Il faut pourtant comprendre qu'en les excluant sans autre forme de procès du débat politique, on les marginalise et on leur donne raison de ne pas remplir leur devoir de citoyen. Moi je m'inquiète pour ma génération, qui doit et devra faire face à des conjonctures bien différentes de celles qu'ont connu nos parents et nos grand-parents.

Qu'en est-il de nos assurances sociales? Tiendront-elles jusqu'à ce que nous atteignons nous aussi l'âge de la retraite? Aurons-nous une politique monétaire qui laisse un peu d'espace à l'inflation pour que nous puissions emprunter et être en mesure de rembourser sans se saigner aux quatre veines, par exemple pour monter sa propre affaire? Aurons-nous le droit à des stratégies réfléchies pour permettre aux évolutions démographiques (élévation de l'espérance de vie, moins de naissance, etc.) de ne pas trop influer sur nos situations financières?

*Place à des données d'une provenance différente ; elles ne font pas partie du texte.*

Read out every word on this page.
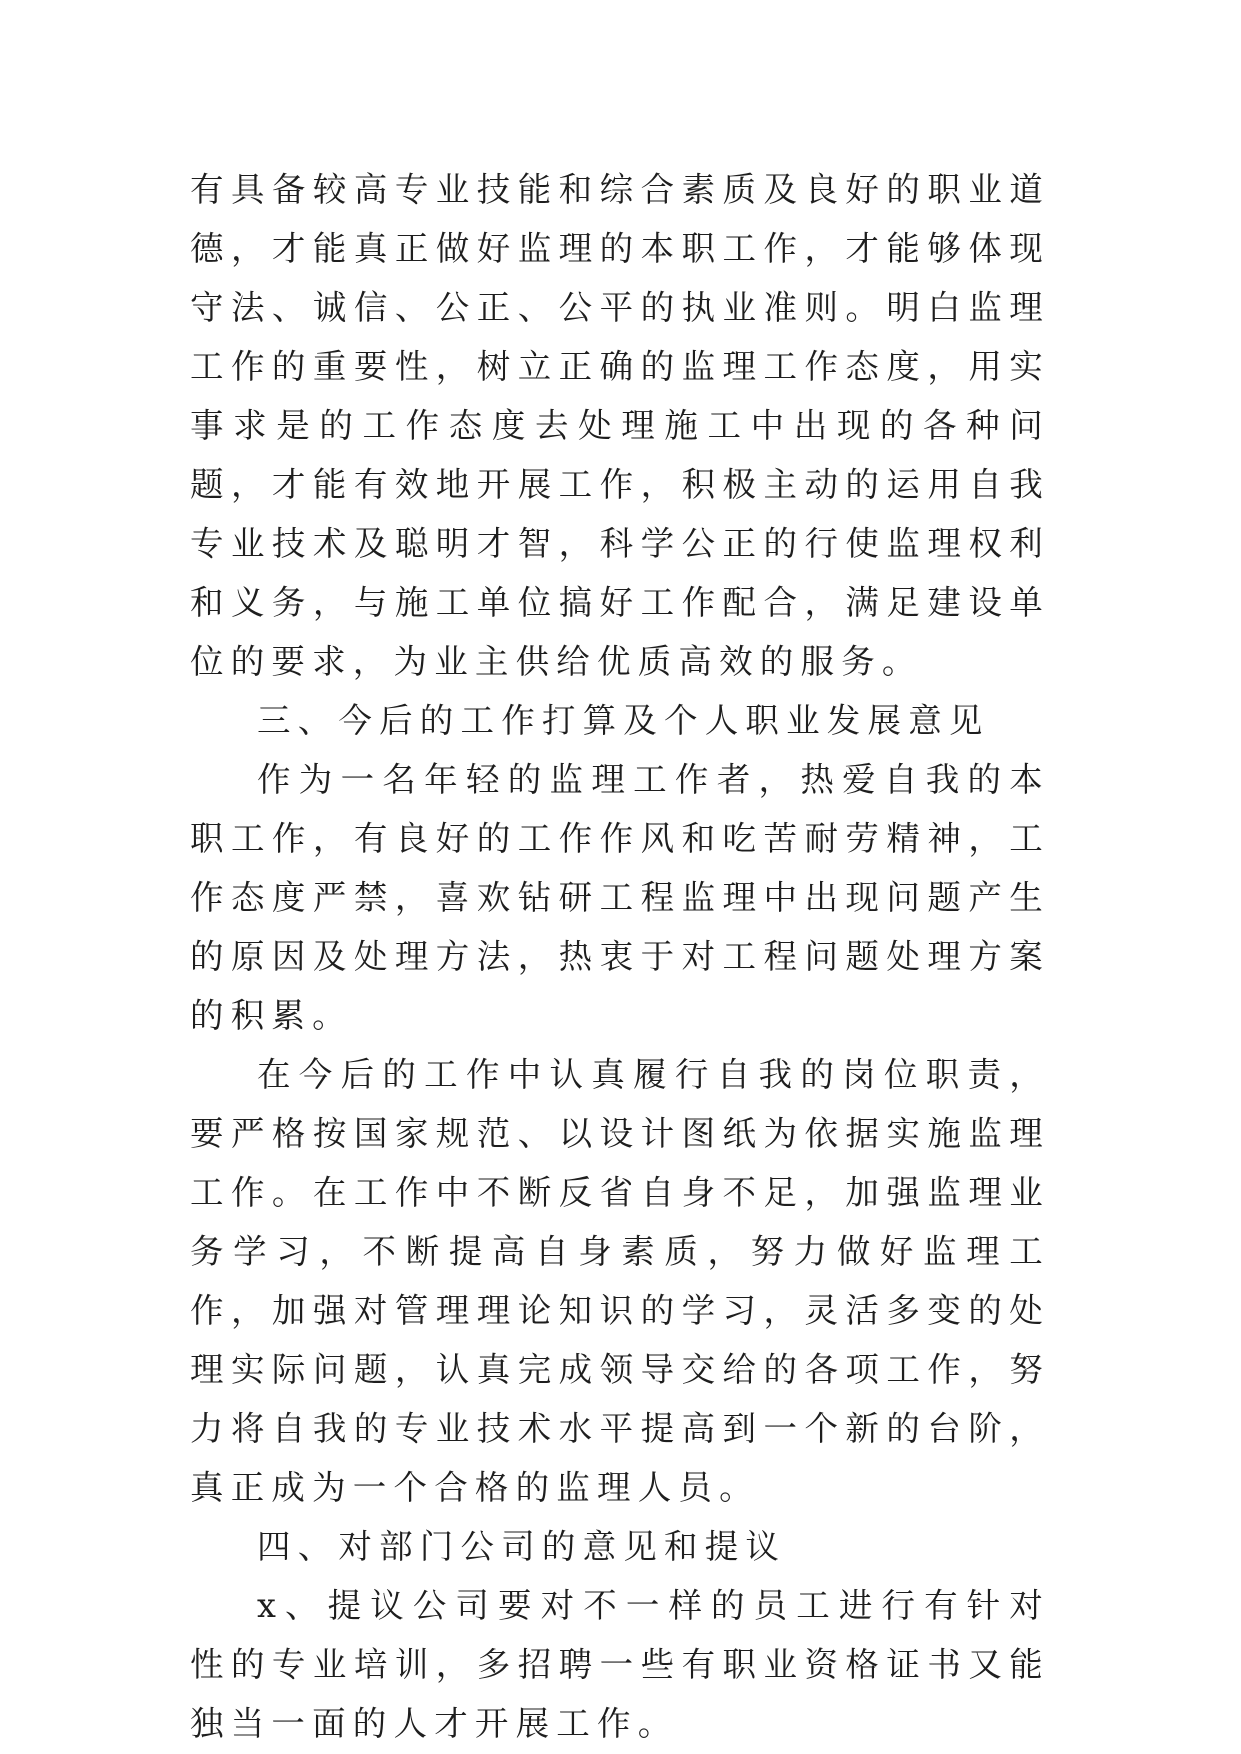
有具备较高专业技能和综合素质及良好的职业道德，才能真正做好监理的本职工作，才能够体现守法、诚信、公正、公平的执业准则。明白监理工作的重要性，树立正确的监理工作态度，用实事求是的工作态度去处理施工中出现的各种问题，才能有效地开展工作，积极主动的运用自我专业技术及聪明才智，科学公正的行使监理权利和义务，与施工单位搞好工作配合，满足建设单位的要求，为业主供给优质高效的服务。

三、今后的工作打算及个人职业发展意见

作为一名年轻的监理工作者，热爱自我的本职工作，有良好的工作作风和吃苦耐劳精神，工作态度严禁，喜欢钻研工程监理中出现问题产生的原因及处理方法，热衷于对工程问题处理方案的积累。

在今后的工作中认真履行自我的岗位职责，要严格按国家规范、以设计图纸为依据实施监理工作。在工作中不断反省自身不足，加强监理业务学习，不断提高自身素质，努力做好监理工作，加强对管理理论知识的学习，灵活多变的处理实际问题，认真完成领导交给的各项工作，努力将自我的专业技术水平提高到一个新的台阶，真正成为一个合格的监理人员。

四、对部门公司的意见和提议

x、提议公司要对不一样的员工进行有针对性的专业培训，多招聘一些有职业资格证书又能独当一面的人才开展工作。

Oui, alors que les politiques se tournent vers les classes d'âge où les électeurs sont les plus nombreux, je m'interroge en tant que jeune, au titre de la génération qui prendra les commandes dans quelques années, quelle société allez-vous nous laisser? Les deux seuls politiciens que j'ai entendu ces derniers mois parler des générations futures avec conviction, ce sont les PLR François Longchamp et Didier Burkhalter. Quel fardeau devrons-nous porter parce que les décideurs auront sciemment mis de côté l'intérêt des plus jeunes, moins rentable électoralement? Ces questions, je me dois de les poser. Nous, les jeunes, avons le devoir de nous engager. De changer cette situation. Mais du côté des politiques actuels, ils doivent aussi faire leur part d'introspection. Si gouverner, c'est prévoir, alors nous devrions tous être d'accord. En attendant, mes inquiétudes demeurent.